Bitcoin’s Realized Cap Surpasses $1.125 Trillion, Raising Questions About Four-Year Cycle
Bitcoin’s realized capitalization has reached a new all-time high of $1.125 trillion, indicating the crypto may still be in a bull market despite a nearly 40% decline over the past 10 weeks.
Unlike total market capitalization, realized cap values each bitcoin at the price it last moved, highlighting actual capital inflows rather than speculative trading activity. Glassnode data shows the metric continued to climb even during the 36% correction from October’s record high, though it has recently stabilized around $1.125 trillion. A similar pause occurred in April 2025 during the tariff-driven selloff, when bitcoin briefly touched $76,000 before climbing to new highs.
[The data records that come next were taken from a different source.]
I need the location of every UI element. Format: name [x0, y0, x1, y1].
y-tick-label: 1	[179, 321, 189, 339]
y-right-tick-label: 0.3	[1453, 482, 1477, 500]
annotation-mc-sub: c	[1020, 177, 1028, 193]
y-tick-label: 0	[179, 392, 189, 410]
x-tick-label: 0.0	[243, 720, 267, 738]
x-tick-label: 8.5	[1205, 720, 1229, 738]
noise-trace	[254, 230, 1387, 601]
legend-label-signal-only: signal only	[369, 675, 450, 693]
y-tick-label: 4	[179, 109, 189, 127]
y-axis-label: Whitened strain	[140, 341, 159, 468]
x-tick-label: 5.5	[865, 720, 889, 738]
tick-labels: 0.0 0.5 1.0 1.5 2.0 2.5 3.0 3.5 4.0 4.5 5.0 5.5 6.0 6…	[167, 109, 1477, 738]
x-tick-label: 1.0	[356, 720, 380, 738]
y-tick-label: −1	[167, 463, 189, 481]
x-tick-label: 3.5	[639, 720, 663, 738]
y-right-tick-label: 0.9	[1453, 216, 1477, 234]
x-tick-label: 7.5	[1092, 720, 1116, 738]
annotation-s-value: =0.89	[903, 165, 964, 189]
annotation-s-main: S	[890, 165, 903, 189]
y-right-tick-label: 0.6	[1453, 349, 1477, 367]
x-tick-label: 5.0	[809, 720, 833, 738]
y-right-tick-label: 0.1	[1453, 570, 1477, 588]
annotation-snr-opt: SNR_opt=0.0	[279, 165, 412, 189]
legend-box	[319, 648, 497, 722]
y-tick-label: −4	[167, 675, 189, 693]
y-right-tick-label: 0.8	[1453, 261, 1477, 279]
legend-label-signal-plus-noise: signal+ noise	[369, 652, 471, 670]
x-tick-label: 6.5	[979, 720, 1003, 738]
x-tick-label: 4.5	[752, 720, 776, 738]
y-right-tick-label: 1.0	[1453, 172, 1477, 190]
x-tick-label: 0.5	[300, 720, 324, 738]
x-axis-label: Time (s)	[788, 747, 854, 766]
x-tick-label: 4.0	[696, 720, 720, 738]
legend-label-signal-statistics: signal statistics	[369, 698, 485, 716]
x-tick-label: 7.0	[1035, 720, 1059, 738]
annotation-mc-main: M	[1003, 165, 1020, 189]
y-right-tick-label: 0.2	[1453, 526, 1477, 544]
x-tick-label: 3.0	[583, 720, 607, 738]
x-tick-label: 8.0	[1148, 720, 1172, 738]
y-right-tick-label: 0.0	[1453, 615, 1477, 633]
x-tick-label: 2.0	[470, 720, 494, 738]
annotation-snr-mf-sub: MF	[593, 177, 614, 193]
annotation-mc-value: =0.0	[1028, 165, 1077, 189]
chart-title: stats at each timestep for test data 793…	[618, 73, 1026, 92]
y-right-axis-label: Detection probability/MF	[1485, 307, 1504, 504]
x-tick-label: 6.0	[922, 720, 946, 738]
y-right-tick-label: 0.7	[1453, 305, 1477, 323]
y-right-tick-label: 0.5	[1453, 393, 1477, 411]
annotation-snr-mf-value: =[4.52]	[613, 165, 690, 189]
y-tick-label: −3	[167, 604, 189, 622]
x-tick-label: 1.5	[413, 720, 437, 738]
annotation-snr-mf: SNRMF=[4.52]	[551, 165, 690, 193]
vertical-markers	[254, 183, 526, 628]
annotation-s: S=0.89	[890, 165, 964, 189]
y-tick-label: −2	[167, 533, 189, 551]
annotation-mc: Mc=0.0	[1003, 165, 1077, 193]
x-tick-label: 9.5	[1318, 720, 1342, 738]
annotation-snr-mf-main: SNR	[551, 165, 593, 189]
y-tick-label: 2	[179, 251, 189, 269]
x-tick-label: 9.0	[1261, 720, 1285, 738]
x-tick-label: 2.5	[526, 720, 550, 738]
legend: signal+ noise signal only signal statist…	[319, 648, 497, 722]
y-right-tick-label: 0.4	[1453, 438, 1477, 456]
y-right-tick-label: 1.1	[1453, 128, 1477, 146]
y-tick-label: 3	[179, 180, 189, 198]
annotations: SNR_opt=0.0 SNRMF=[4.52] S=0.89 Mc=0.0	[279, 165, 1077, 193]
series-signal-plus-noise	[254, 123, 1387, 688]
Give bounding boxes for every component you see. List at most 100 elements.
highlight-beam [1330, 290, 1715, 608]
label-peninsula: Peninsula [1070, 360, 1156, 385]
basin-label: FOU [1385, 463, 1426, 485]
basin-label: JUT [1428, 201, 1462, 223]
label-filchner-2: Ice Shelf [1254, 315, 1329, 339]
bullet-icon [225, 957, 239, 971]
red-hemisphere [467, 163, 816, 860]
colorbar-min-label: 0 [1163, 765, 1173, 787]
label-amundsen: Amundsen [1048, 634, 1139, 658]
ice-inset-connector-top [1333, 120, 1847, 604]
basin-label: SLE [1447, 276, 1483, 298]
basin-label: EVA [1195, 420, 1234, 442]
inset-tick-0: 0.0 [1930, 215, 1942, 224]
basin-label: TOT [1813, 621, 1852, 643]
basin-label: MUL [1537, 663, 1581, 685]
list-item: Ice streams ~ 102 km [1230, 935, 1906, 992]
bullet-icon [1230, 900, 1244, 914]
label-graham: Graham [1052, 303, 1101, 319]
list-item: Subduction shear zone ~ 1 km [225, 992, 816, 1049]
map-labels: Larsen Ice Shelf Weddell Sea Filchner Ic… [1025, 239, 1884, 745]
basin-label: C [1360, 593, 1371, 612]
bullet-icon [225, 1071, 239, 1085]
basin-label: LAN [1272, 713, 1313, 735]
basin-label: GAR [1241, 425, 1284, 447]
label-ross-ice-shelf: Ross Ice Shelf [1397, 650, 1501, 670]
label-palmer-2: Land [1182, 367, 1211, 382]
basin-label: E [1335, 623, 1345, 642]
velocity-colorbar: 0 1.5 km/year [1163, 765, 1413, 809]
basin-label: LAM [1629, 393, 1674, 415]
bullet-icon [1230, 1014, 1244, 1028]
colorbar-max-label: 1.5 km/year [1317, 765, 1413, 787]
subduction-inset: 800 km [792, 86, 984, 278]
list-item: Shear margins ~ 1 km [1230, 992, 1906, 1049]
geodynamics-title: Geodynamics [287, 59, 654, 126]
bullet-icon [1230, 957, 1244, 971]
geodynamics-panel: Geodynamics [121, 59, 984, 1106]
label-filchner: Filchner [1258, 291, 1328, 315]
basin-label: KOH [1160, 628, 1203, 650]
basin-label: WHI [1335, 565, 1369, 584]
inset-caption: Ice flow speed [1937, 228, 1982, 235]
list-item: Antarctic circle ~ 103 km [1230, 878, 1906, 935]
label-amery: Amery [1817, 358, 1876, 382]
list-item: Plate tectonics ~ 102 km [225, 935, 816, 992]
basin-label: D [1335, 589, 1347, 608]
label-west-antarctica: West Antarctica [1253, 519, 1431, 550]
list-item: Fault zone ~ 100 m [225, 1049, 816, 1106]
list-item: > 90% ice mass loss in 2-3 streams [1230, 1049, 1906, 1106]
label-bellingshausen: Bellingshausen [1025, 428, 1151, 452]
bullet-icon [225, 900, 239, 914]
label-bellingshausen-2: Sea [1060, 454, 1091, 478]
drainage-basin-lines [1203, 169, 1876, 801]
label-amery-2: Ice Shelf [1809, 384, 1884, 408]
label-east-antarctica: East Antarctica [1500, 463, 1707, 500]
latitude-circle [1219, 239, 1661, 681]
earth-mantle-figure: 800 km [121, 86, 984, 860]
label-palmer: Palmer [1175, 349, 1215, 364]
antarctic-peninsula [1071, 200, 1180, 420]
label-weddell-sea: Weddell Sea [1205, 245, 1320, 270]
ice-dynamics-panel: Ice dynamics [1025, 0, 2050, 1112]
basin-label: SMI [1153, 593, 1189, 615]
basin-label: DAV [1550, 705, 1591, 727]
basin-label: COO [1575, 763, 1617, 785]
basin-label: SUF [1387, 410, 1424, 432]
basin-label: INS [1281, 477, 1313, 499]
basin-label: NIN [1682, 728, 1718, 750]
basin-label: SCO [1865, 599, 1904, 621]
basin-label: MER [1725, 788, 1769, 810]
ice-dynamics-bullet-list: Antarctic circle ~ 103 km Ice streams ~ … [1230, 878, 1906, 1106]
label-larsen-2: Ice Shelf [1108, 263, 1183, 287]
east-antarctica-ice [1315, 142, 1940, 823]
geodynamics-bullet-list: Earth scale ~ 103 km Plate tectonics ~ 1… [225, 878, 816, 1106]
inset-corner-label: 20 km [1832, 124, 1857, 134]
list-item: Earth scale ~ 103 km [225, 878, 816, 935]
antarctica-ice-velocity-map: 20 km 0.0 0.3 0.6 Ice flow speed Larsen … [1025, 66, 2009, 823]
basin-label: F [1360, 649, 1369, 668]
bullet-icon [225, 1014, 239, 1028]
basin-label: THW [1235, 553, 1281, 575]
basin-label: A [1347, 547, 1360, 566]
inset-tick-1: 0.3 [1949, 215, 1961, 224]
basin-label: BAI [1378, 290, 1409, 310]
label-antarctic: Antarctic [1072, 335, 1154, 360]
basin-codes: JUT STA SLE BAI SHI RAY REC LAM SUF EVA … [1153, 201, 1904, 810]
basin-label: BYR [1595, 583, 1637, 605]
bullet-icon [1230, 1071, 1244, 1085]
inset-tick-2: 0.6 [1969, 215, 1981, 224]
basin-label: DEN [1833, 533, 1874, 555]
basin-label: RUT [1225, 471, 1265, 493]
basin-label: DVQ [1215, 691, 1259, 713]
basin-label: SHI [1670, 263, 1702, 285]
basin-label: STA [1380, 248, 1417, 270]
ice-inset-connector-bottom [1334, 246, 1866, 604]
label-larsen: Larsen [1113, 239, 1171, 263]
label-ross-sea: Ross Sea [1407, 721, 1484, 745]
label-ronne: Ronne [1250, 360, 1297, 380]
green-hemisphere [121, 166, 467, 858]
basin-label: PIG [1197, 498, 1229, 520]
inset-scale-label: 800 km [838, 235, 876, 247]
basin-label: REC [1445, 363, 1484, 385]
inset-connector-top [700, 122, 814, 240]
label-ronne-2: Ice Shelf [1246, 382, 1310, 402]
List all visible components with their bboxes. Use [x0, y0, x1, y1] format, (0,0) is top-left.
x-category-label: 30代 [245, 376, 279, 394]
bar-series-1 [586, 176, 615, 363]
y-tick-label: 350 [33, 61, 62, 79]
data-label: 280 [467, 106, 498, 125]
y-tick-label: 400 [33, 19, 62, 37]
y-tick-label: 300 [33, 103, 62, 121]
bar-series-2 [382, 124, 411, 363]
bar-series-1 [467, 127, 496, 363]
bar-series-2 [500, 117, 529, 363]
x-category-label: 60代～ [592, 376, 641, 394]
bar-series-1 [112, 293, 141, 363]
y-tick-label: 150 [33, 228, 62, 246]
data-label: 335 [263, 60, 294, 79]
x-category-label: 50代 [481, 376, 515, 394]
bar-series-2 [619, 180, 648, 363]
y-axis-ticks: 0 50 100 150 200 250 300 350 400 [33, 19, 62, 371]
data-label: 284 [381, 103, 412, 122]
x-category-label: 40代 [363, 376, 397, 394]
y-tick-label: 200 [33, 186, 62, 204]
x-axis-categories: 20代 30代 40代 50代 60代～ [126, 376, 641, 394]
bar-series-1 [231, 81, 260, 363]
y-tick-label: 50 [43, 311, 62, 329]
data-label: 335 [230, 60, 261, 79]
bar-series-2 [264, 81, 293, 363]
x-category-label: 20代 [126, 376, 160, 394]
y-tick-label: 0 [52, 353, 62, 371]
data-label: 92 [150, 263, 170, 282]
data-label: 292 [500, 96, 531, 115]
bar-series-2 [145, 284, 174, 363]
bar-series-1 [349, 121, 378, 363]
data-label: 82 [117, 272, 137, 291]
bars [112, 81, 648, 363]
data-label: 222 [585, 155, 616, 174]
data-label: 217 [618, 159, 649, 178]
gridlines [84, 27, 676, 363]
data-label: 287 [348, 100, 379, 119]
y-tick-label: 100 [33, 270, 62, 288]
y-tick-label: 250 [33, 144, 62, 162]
During the 2022 bear market, realized cap dropped from roughly $470 billion to $385 billion as investors sold at lower cost bases—a trend not seen in the current pullback.
Four-Year Cycle in Question
Andre Dragosch, European head of research at Bitwise, told CoinDesk that bitcoin could defy the traditional four-year cycle, with potential upside surprises in 2026. He cited resilient global growth, ongoing rate cuts, and a steepening yield curve—all factors that could weaken the U.S. dollar, historically supportive for bitcoin.
“Bitcoin is materially underpricing the current macro backdrop, to a degree last seen during the Covid recession and the FTX collapse, despite no signs of a U.S. recession and evidence of accelerating growth,” Dragosch said.